Recently, one of my Twitter colleagues, @stoleasheep, sent me an article: What makes a good museum? It was good to read an article suggested by someone else, rather than one I had looked for myself. The article caused me to reflect on my beliefs about what makes a good museum, but also my experiences with museums in both a personal and professional capacity.
What makes a good museum? is written by Lord Chris Smith, Chair of the 2012 Art Fund Prize and discusses his (and his colleagues) shift in views about how visitors engage with museums and how museums can best serve their visitors. What initially struck me is that my personal experience of museums clearly differed from Smiths.
I have never been a ‘good’ traditional Art Museum or Gallery visitor – one who spends a considerable time contemplating individual works and appreciating great artistic value. I used to feel like I was a ‘bad’ visitor, I wanted to appreciate the art, but couldn’t do it in the way they I thought was expected of me. I didn’t feel I had enough specialist knowledge in order to be admitted. Fortunately, I had since came to believe that my way of visiting is just as valid, and so therefore everyone else’s should be too.

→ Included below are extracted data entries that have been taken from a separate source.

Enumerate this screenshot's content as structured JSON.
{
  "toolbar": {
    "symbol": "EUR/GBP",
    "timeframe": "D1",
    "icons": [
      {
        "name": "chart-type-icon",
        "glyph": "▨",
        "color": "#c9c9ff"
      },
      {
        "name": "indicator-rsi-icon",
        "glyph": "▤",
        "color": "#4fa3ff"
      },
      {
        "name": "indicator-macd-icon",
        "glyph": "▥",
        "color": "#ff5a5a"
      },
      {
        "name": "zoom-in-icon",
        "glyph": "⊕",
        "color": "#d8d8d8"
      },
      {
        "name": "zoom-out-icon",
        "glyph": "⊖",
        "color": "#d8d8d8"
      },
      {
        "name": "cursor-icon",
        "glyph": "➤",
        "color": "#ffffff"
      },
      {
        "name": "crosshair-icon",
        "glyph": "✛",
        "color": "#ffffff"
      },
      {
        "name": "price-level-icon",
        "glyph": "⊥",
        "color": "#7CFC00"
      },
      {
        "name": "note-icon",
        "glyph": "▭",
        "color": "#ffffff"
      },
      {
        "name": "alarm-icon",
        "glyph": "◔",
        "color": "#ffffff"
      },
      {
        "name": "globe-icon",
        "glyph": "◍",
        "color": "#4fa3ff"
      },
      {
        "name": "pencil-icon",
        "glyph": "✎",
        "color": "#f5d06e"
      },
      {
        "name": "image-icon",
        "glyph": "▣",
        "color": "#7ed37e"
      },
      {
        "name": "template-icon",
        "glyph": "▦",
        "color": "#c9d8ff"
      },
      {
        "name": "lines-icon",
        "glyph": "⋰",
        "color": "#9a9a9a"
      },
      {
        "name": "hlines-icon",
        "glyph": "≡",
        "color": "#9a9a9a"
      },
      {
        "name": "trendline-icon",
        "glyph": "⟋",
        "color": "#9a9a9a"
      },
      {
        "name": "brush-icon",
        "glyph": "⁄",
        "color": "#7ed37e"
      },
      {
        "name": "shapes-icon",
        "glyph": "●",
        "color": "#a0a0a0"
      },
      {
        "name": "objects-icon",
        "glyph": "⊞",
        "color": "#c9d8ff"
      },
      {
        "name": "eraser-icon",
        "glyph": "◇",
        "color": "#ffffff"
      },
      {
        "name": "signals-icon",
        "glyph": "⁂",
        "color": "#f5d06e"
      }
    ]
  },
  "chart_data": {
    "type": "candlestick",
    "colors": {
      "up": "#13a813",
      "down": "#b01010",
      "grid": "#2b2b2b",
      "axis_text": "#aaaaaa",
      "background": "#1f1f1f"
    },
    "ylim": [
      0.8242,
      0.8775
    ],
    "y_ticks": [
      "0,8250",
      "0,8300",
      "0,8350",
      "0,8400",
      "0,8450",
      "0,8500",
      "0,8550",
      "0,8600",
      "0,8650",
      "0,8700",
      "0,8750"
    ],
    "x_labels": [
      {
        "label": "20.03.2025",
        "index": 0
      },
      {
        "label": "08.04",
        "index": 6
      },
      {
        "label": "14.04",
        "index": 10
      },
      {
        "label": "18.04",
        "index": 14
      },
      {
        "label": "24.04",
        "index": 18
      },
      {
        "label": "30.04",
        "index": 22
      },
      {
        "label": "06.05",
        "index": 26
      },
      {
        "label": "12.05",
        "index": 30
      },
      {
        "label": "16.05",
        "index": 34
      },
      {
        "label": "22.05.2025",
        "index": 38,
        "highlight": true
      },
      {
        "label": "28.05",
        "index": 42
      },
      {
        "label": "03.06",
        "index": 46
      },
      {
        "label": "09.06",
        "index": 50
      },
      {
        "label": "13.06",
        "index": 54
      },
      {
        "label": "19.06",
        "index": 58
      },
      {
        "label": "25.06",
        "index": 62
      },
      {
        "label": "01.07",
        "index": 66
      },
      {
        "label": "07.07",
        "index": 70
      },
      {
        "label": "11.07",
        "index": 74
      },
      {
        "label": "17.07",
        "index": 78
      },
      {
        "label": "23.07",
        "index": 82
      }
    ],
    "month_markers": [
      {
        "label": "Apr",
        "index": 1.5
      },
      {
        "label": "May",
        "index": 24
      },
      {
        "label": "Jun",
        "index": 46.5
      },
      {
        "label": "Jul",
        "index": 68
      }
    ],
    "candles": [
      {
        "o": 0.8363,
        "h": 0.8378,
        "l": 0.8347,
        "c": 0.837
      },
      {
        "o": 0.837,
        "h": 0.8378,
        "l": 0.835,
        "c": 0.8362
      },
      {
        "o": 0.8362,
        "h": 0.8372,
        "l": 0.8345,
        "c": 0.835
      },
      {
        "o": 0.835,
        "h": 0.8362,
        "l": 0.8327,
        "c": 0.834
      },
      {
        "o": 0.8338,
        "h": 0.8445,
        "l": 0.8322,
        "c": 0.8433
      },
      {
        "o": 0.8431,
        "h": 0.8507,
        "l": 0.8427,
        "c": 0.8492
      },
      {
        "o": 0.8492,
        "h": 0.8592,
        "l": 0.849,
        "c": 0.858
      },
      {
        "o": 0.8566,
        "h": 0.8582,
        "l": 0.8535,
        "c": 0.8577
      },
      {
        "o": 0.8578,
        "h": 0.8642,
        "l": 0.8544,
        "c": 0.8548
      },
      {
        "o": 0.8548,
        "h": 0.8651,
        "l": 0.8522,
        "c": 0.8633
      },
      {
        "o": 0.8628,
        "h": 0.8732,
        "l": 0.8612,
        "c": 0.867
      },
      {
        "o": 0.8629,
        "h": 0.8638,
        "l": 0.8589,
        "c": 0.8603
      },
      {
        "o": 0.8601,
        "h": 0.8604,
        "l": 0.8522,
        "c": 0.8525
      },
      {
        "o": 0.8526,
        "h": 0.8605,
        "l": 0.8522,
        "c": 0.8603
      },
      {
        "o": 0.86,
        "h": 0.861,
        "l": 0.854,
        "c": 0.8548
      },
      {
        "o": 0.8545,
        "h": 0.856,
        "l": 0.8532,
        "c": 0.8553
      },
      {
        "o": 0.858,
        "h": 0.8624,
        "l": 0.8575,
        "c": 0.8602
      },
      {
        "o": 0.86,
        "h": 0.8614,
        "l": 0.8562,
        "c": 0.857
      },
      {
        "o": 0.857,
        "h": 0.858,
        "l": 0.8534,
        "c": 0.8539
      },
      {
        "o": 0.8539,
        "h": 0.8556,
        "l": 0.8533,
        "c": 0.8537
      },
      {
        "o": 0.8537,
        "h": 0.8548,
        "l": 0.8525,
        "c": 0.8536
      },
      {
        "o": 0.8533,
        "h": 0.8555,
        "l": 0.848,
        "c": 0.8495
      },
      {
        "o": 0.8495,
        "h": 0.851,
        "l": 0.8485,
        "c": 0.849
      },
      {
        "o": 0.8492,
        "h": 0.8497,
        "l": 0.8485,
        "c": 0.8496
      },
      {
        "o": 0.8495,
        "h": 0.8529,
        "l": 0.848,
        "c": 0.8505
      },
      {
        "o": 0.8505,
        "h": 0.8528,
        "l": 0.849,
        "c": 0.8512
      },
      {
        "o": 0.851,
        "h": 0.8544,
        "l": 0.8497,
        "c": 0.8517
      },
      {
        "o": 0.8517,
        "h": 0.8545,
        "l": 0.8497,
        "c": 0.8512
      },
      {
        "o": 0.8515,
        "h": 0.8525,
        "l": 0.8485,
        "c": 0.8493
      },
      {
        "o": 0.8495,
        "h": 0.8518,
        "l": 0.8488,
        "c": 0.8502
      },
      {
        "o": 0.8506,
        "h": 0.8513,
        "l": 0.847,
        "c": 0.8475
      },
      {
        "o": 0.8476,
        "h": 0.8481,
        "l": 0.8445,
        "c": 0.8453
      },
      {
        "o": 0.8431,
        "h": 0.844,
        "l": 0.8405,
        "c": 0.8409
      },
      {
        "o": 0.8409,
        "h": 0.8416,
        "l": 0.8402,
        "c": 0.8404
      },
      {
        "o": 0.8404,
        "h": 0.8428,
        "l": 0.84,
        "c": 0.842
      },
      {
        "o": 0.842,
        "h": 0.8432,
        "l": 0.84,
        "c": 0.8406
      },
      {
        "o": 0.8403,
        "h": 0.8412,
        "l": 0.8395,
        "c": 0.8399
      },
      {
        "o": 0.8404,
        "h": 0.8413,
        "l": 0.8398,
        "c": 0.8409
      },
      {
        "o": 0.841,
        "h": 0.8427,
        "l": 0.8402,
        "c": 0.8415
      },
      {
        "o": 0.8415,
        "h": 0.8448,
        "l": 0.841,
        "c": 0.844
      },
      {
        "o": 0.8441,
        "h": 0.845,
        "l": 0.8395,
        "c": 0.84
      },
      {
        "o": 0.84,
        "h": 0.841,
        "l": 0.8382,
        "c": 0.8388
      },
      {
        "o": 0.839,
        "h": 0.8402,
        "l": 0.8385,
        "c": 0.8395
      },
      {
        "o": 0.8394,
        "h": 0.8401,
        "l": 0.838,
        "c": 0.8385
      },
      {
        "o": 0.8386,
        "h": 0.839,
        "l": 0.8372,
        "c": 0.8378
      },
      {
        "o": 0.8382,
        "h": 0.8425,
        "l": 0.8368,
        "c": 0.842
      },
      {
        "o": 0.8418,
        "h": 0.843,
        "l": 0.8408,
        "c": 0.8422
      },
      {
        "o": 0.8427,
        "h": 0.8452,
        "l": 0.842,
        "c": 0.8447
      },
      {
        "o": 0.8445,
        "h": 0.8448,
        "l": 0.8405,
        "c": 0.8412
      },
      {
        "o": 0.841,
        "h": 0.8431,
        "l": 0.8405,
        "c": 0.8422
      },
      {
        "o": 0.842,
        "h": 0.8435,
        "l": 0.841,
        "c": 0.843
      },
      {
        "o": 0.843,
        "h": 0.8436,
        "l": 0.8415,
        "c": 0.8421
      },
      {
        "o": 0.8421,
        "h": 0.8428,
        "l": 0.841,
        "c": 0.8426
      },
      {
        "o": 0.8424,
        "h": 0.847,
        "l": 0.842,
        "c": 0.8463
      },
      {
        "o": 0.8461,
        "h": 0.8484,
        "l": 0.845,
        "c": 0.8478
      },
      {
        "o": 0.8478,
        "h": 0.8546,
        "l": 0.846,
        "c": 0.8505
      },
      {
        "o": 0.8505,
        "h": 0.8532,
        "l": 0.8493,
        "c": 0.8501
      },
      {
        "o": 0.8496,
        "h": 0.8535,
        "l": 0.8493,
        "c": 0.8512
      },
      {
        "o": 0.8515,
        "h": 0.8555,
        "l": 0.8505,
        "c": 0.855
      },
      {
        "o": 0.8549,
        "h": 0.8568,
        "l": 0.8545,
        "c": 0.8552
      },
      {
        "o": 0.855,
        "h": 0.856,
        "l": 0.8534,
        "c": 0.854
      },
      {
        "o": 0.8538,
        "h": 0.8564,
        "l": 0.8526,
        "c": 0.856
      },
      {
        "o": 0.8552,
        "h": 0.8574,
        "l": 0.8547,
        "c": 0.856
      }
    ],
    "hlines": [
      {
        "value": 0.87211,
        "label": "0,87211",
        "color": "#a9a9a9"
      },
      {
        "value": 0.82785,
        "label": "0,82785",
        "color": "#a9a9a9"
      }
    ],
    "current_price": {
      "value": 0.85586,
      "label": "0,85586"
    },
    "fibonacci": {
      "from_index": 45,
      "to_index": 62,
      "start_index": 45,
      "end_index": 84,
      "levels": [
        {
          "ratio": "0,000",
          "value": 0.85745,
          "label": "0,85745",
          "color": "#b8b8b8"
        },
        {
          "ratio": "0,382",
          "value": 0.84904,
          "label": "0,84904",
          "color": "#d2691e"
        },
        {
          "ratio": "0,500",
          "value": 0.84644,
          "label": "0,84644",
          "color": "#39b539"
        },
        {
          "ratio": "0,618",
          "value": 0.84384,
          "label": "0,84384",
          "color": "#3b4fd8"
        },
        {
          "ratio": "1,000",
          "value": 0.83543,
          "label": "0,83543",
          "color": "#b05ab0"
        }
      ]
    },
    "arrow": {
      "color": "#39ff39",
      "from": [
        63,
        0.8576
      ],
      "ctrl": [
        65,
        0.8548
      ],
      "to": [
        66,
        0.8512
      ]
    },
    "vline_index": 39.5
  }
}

Since working in museums I have enjoyed discovering the varied and exciting range of interpretation, broad access, participation and digital innovation. I see best practice in museums as creating a broad range of experiences, engagement and participatory opportunities that encourage visitors to connect to cultural heritage within their own modes of understanding. I do not believe that museums and galleries exist to teach people the ‘right’ way to engage with their collection. I feel that, to suggest that there is right and wrong way to take ideas from a collection, is rather pretentious and old fashioned. It certainly is not a good way to encourage new and younger audiences into a museum.

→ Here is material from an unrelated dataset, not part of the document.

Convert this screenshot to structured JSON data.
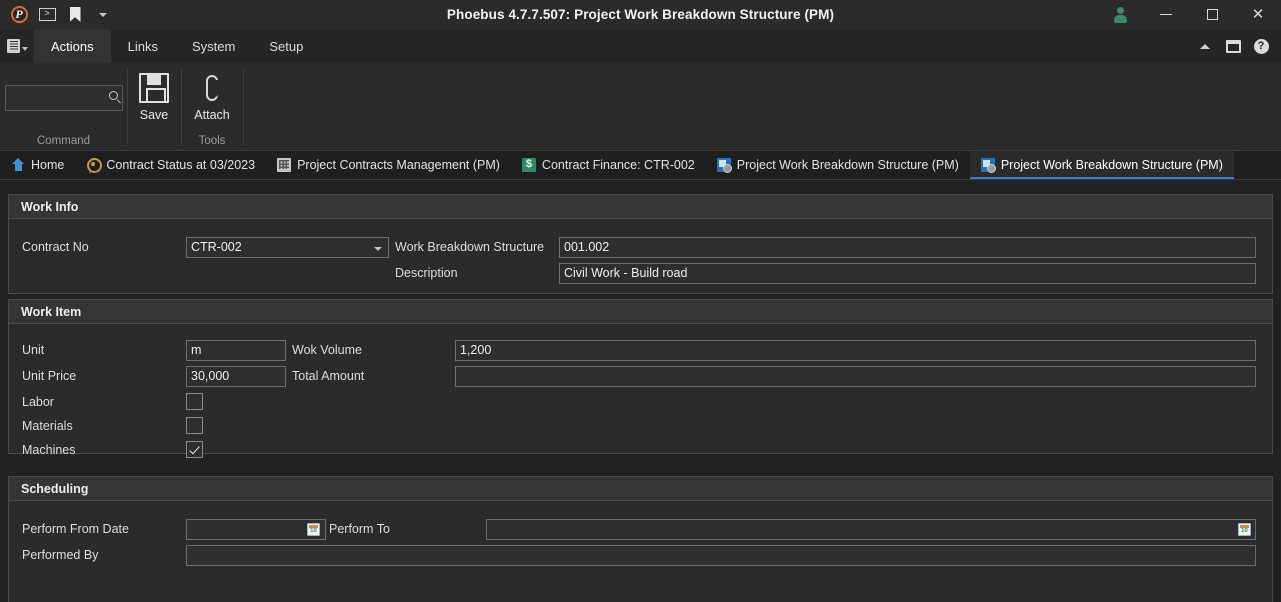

In his article, Chris Smith talks about coming to the understanding that not all visitors possess a specific cultural knowledge or appreciation of the content of the exhibition. He previously assumed a reasonable level of prior knowledge amongst visitors. He talks about moving away from looking for simply an ‘expected’ audience to embracing new ways to engage the audience in collection items they may know nothing about and not value very highly. He talked about enticing and inspiring visitors, and about the value of storytelling.

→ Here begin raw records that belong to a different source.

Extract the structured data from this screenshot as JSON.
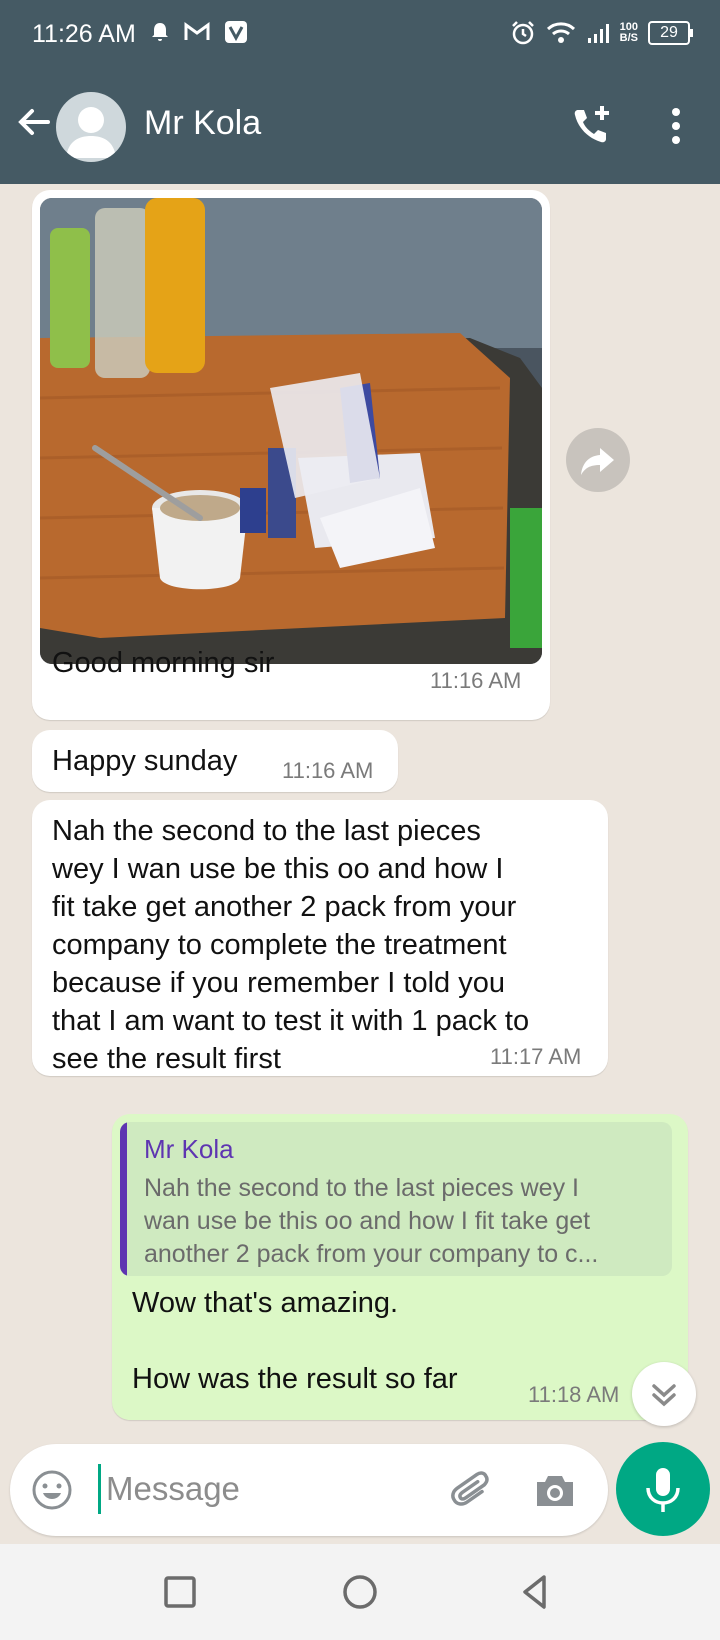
{
  "status_bar": {
    "time": "11:26 AM",
    "net_speed_value": "100",
    "net_speed_unit": "B/S",
    "battery": "29"
  },
  "header": {
    "contact_name": "Mr Kola"
  },
  "messages": [
    {
      "caption": "Good morning sir",
      "time": "11:16 AM"
    },
    {
      "text": "Happy sunday",
      "time": "11:16 AM"
    },
    {
      "lines": [
        "Nah the second to the last pieces",
        "wey I wan use be this oo and how I",
        "fit take get another 2 pack from your",
        "company to complete the treatment",
        "because if you remember I told you",
        "that I am want to test it with 1 pack to",
        "see the result first"
      ],
      "time": "11:17 AM"
    },
    {
      "quote_name": "Mr Kola",
      "quote_lines": [
        "Nah the second to the last pieces wey I",
        "wan use be this oo and how I fit take get",
        "another 2 pack from your company to c..."
      ],
      "line1": "Wow that's amazing.",
      "line2": "How was the result so far",
      "time": "11:18 AM"
    }
  ],
  "composer": {
    "placeholder": "Message"
  },
  "colors": {
    "header": "#455a64",
    "chat_bg": "#ece5dd",
    "incoming": "#ffffff",
    "outgoing": "#dcf8c6",
    "accent": "#00a884",
    "quote_accent": "#5e35b1"
  },
  "icons": [
    "bell-icon",
    "gmail-icon",
    "v-app-icon",
    "alarm-icon",
    "wifi-icon",
    "signal-icon",
    "battery-icon",
    "back-arrow-icon",
    "add-call-icon",
    "more-vert-icon",
    "forward-icon",
    "chevron-double-down-icon",
    "emoji-icon",
    "attach-icon",
    "camera-icon",
    "mic-icon",
    "recent-apps-icon",
    "home-icon",
    "back-nav-icon"
  ]
}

Having spent my museum career working with children I immediately thought ‘of course that’s what we need to do’. I also thought ‘what would be the purpose of a museum that exists only to serve those who already know about it’s content’. But after consideration it reminded me that I am of the younger generation working in this sector and I came in with a completely different experience of museums and galleries. It also made me appreciate how far museums and galleries have come in the past few decades. It was not so long ago that only certain ‘types’ entered these imposing institutions. I’m certainly glad to be working in this contemporary era.